Scientists from the University of Cambridge have been studying this, and have created alternative paints made out of 100% cellulose, the same ingredient in that beaver’s tree, with results that are better, longer lasting, and more affordable than traditional paints and dyes. We have supported two spinout companies from this lab, both of whom are going on to reinvent and disrupt the $200 billion dollar paint and coatings industry via their nature-inspired solutions. At the end of their product’s life, the cellulose paint will decompose back into its basic building blocks.
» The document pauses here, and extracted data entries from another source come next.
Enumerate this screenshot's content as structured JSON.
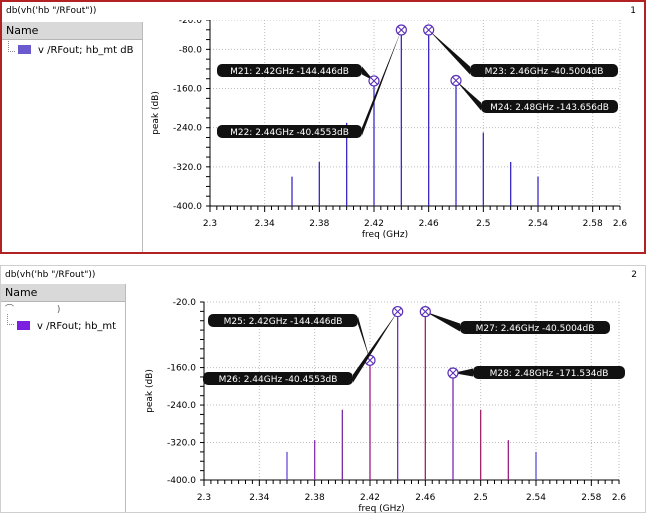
{
  "panels": [
    {
      "title": "db(vh('hb \"/RFout\"))",
      "number": "1",
      "sidebar_header": "Name",
      "legend_label": "v /RFout; hb_mt dB",
      "legend_color": "#6a5acd"
    },
    {
      "title": "db(vh('hb \"/RFout\"))",
      "number": "2",
      "sidebar_header": "Name",
      "legend_label": "v /RFout; hb_mt",
      "legend_color": "#7b1fe0"
    }
  ],
  "chart_data": [
    {
      "type": "bar",
      "style": "stem",
      "xlabel": "freq (GHz)",
      "ylabel": "peak (dB)",
      "xlim": [
        2.3,
        2.6
      ],
      "ylim": [
        -400,
        -20
      ],
      "xticks": [
        "2.3",
        "2.34",
        "2.38",
        "2.42",
        "2.46",
        "2.5",
        "2.54",
        "2.58",
        "2.6"
      ],
      "yticks": [
        "-20.0",
        "-80.0",
        "-160.0",
        "-240.0",
        "-320.0",
        "-400.0"
      ],
      "grid": true,
      "stem_color": "#3a28c8",
      "x": [
        2.36,
        2.38,
        2.4,
        2.42,
        2.44,
        2.46,
        2.48,
        2.5,
        2.52,
        2.54
      ],
      "values": [
        -340,
        -310,
        -230,
        -144.446,
        -40.4553,
        -40.5004,
        -143.656,
        -250,
        -310,
        -340
      ],
      "markers": [
        {
          "name": "M21",
          "x": 2.42,
          "y": -144.446,
          "label": "M21: 2.42GHz -144.446dB"
        },
        {
          "name": "M22",
          "x": 2.44,
          "y": -40.4553,
          "label": "M22: 2.44GHz -40.4553dB"
        },
        {
          "name": "M23",
          "x": 2.46,
          "y": -40.5004,
          "label": "M23: 2.46GHz -40.5004dB"
        },
        {
          "name": "M24",
          "x": 2.48,
          "y": -143.656,
          "label": "M24: 2.48GHz -143.656dB"
        }
      ]
    },
    {
      "type": "bar",
      "style": "stem",
      "xlabel": "freq (GHz)",
      "ylabel": "peak (dB)",
      "xlim": [
        2.3,
        2.6
      ],
      "ylim": [
        -400,
        -20
      ],
      "xticks": [
        "2.3",
        "2.34",
        "2.38",
        "2.42",
        "2.46",
        "2.5",
        "2.54",
        "2.58",
        "2.6"
      ],
      "yticks": [
        "-20.0",
        "-160.0",
        "-240.0",
        "-320.0",
        "-400.0"
      ],
      "grid": true,
      "stem_colors": [
        "#6a4cd6",
        "#8a2fb8",
        "#7b2aa0",
        "#9b1f86",
        "#6a2ec8",
        "#a0226a",
        "#7a2ab0",
        "#a0226a",
        "#9b1f86",
        "#5a52d4"
      ],
      "x": [
        2.36,
        2.38,
        2.4,
        2.42,
        2.44,
        2.46,
        2.48,
        2.5,
        2.52,
        2.54
      ],
      "values": [
        -340,
        -315,
        -250,
        -144.446,
        -40.4553,
        -40.5004,
        -171.534,
        -250,
        -315,
        -340
      ],
      "markers": [
        {
          "name": "M25",
          "x": 2.42,
          "y": -144.446,
          "label": "M25: 2.42GHz -144.446dB"
        },
        {
          "name": "M26",
          "x": 2.44,
          "y": -40.4553,
          "label": "M26: 2.44GHz -40.4553dB"
        },
        {
          "name": "M27",
          "x": 2.46,
          "y": -40.5004,
          "label": "M27: 2.46GHz -40.5004dB"
        },
        {
          "name": "M28",
          "x": 2.48,
          "y": -171.534,
          "label": "M28: 2.48GHz -171.534dB"
        }
      ]
    }
  ]
}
I love this example, because it makes us ask the question – what if we could avoid microplastics altogether, by learning from nature?
Just as beavers transform their environments, we can change our industrial systems by embracing nature-inspired solutions. Millions of years of evolution have provided a blueprint for developing sustainable materials and practices. By shifting our focus from linear to circular models, and ensuring that anything that leaks from our system can be used positively by surrounding natural systems, we can mitigate pollution and create products that harmonize with the environment rather than deplete it. We can foster a future where industry not only thrives but also enriches the ecosystems it inhabits, sharing in the resilience and ingenuity of nature itself.